Videotron ‘Ready’ to Expand into Ontario and Western Canada, Says Quebecor CEO

Quebecor CEO Pierre Karl Péladeau said during a conference call on Thursday that his company’s telecommunications subsidiary, Vidéotron, is “ready” to expand into Ontario and Western Canada (via The Toronto Star).

“Our plans are drawn and we are ready to go, ready to create real, lasting competitive dynamics in Ontario and Western Canada,” he said during the call. Quebecor is banking on its $2.85 billion pending acquisition of Shaw Communications-owned Freedom Mobile to catalyze its plans for national expansion. “This project represents a springboard to a new era (of goals) for Quebecor.”

Quebecor’s Freedom acquisition is a side deal in the larger, long-embattled $26 billion Rogers-Shaw merger.

Both transactions entered the final stretch after the Federal Court of Appeal last month rejected the Competition Bureau’s appeal of a federal tribunal decision to greenlight them.
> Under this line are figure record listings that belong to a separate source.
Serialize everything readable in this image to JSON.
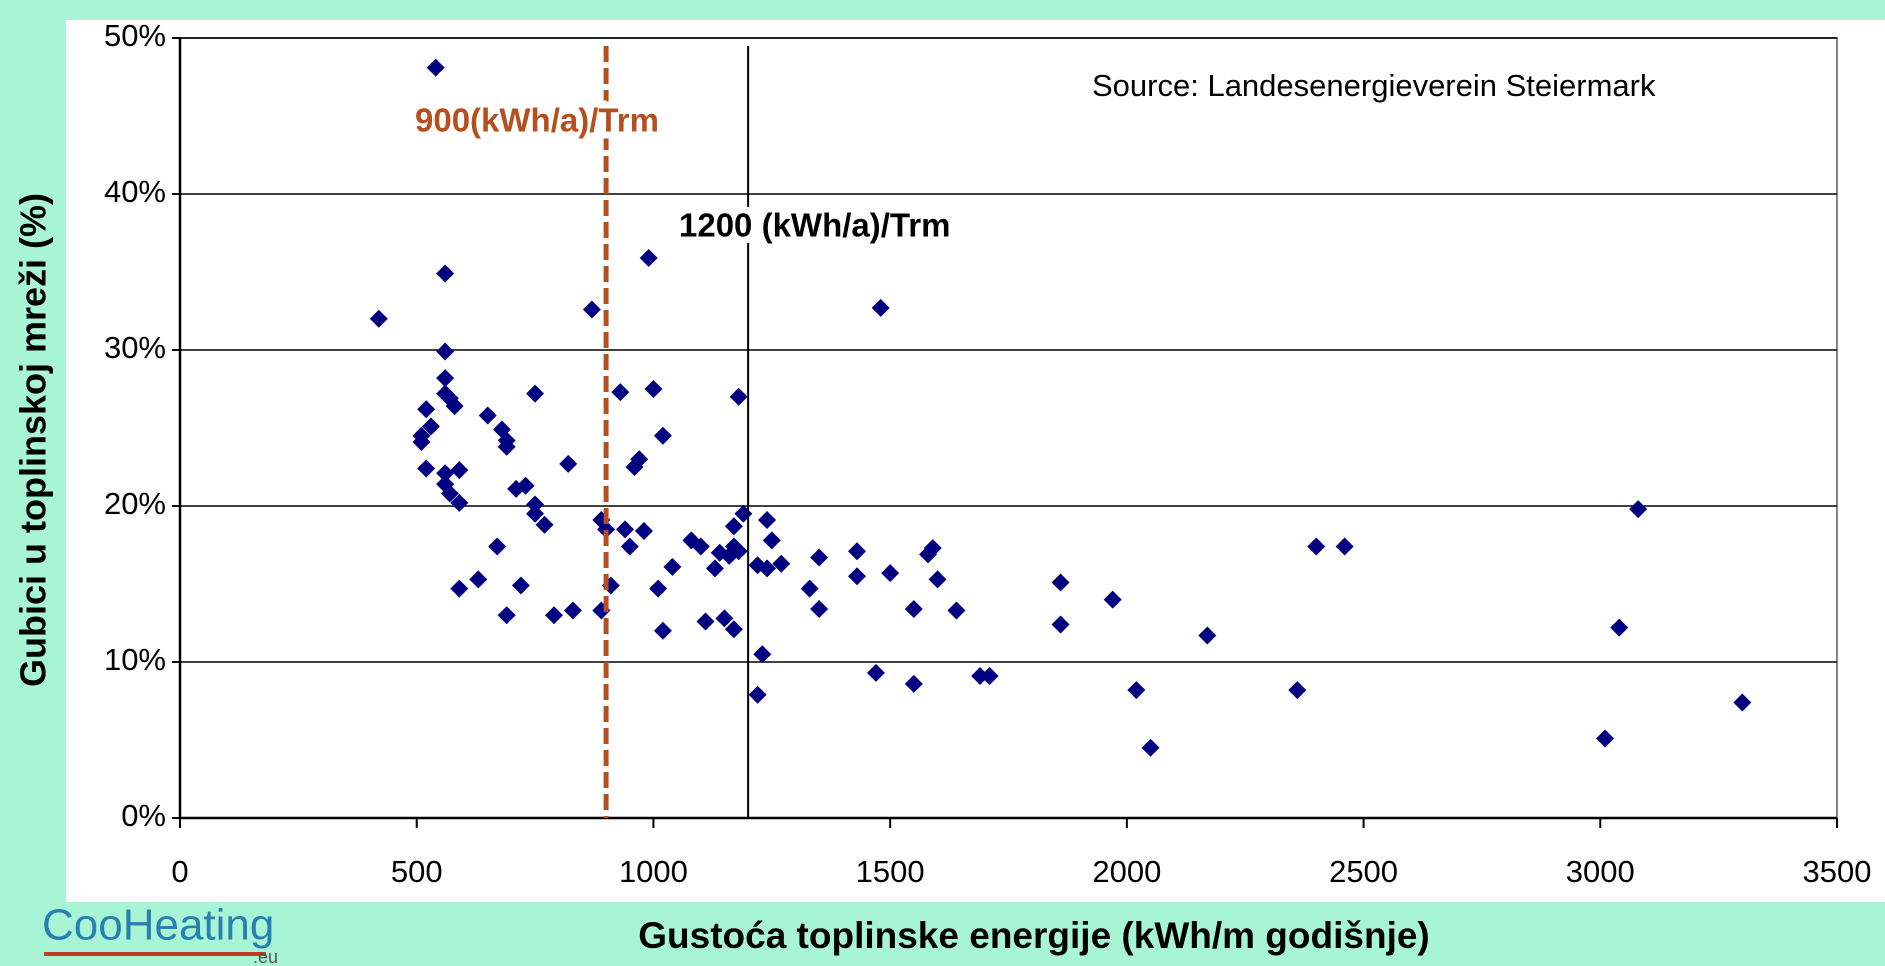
{
  "chart_data": {
    "type": "scatter",
    "xlabel": "Gustoća toplinske energije (kWh/m godišnje)",
    "ylabel": "Gubici u toplinskoj mreži (%)",
    "annotations": [
      "Source: Landesenergieverein Steiermark"
    ],
    "reference_lines": [
      {
        "x": 900,
        "label": "900(kWh/a)/Trm",
        "color": "#b5501e",
        "style": "dashed"
      },
      {
        "x": 1200,
        "label": "1200 (kWh/a)/Trm",
        "color": "#000000",
        "style": "solid"
      }
    ],
    "xlim": [
      0,
      3500
    ],
    "xticks": [
      0,
      500,
      1000,
      1500,
      2000,
      2500,
      3000,
      3500
    ],
    "ylim": [
      0,
      50
    ],
    "yticks": [
      {
        "value": 0,
        "label": "0%"
      },
      {
        "value": 10,
        "label": "10%"
      },
      {
        "value": 20,
        "label": "20%"
      },
      {
        "value": 30,
        "label": "30%"
      },
      {
        "value": 40,
        "label": "40%"
      },
      {
        "value": 50,
        "label": "50%"
      }
    ],
    "grid": true,
    "series": [
      {
        "color": "#000080",
        "x": [
          540,
          420,
          560,
          560,
          560,
          560,
          570,
          580,
          520,
          530,
          510,
          510,
          520,
          560,
          590,
          560,
          570,
          590,
          590,
          630,
          650,
          680,
          690,
          690,
          670,
          690,
          710,
          730,
          720,
          750,
          750,
          750,
          770,
          790,
          830,
          820,
          870,
          890,
          890,
          900,
          910,
          930,
          940,
          950,
          960,
          970,
          980,
          990,
          1000,
          1010,
          1020,
          1020,
          1040,
          1080,
          1100,
          1110,
          1130,
          1140,
          1160,
          1150,
          1170,
          1170,
          1180,
          1180,
          1190,
          1170,
          1220,
          1220,
          1230,
          1240,
          1240,
          1250,
          1270,
          1330,
          1350,
          1350,
          1430,
          1430,
          1480,
          1470,
          1500,
          1550,
          1550,
          1580,
          1590,
          1600,
          1640,
          1690,
          1710,
          1860,
          1860,
          1970,
          2020,
          2050,
          2170,
          2360,
          2400,
          2460,
          3010,
          3040,
          3080,
          3300
        ],
        "values": [
          48.1,
          32.0,
          34.9,
          29.9,
          28.2,
          27.2,
          26.9,
          26.4,
          26.2,
          25.1,
          24.5,
          24.1,
          22.4,
          22.1,
          22.3,
          21.4,
          20.8,
          20.2,
          14.7,
          15.3,
          25.8,
          24.9,
          24.2,
          23.8,
          17.4,
          13.0,
          21.1,
          21.3,
          14.9,
          27.2,
          20.1,
          19.5,
          18.8,
          13.0,
          13.3,
          22.7,
          32.6,
          13.3,
          19.1,
          18.5,
          14.9,
          27.3,
          18.5,
          17.4,
          22.5,
          23.0,
          18.4,
          35.9,
          27.5,
          14.7,
          24.5,
          12.0,
          16.1,
          17.8,
          17.4,
          12.6,
          16.0,
          17.0,
          16.8,
          12.8,
          12.1,
          18.7,
          27.0,
          17.1,
          19.5,
          17.4,
          16.2,
          7.9,
          10.5,
          19.1,
          16.0,
          17.8,
          16.3,
          14.7,
          16.7,
          13.4,
          17.1,
          15.5,
          32.7,
          9.3,
          15.7,
          8.6,
          13.4,
          16.9,
          17.3,
          15.3,
          13.3,
          9.1,
          9.1,
          15.1,
          12.4,
          14.0,
          8.2,
          4.5,
          11.7,
          8.2,
          17.4,
          17.4,
          5.1,
          12.2,
          19.8,
          7.4
        ]
      }
    ]
  },
  "logo": {
    "text": "CooHeating",
    "suffix": ".eu"
  }
}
Back in December, the tribunal ruled that Vidéotron was likely to be an “aggressive and effective competitor” to national operators like Rogers, Bell, and Telus across Canada.

Vidéotron has contributed to lowering cellular prices significantly in Quebec, where the company commands 22% of the wireless market. As of the end of last year, Quebecor had a total of 1.7 million subscribers.

The Rogers-Shaw merger and Freedom-Vidéotron sale now only require Industry, Science and Technology Minister François-Philippe Champagne to sign off on the transfer of Shaw’s spectrum licences to Vidéotron.

Quebecor has not said what brand names it would use outside of Quebec once the Freedom sale goes through and the company puts its expansion plans into action.

However, company CFO Hugues Simard did say on Thursday that the online-only approach of Quebecor’s flanker brand Fizz Mobile, which alone accounts for 5% of Quebec’s market, could work well with Freedom’s brick-and-mortar sales model.

In order to undercut competitors in the rest of Canada from the get-go, Quebecor has also struck agreements with Rogers for wholesale access to the larger telco’s networks at favourable rates.

These agreements have invited objections from independent service providers like TekSavvy and Globalive Capital, which originally founded Freedom and is now planning a comeback to the wireless space, for giving Vidéotron “undue preference.” TekSavvy and Globalive are both petitioning the Canadian Radio-television and Telecommunications Commission (CRTC) to investigate the agreements before the transactions are allowed to close.

As they wait for Minister Champagne’s decision, Rogers, Shaw, and Quebecor have once again extended their mutual deadline for both the merger and the Freedom-Vidéotron sale, now moving it to March 31, 2023.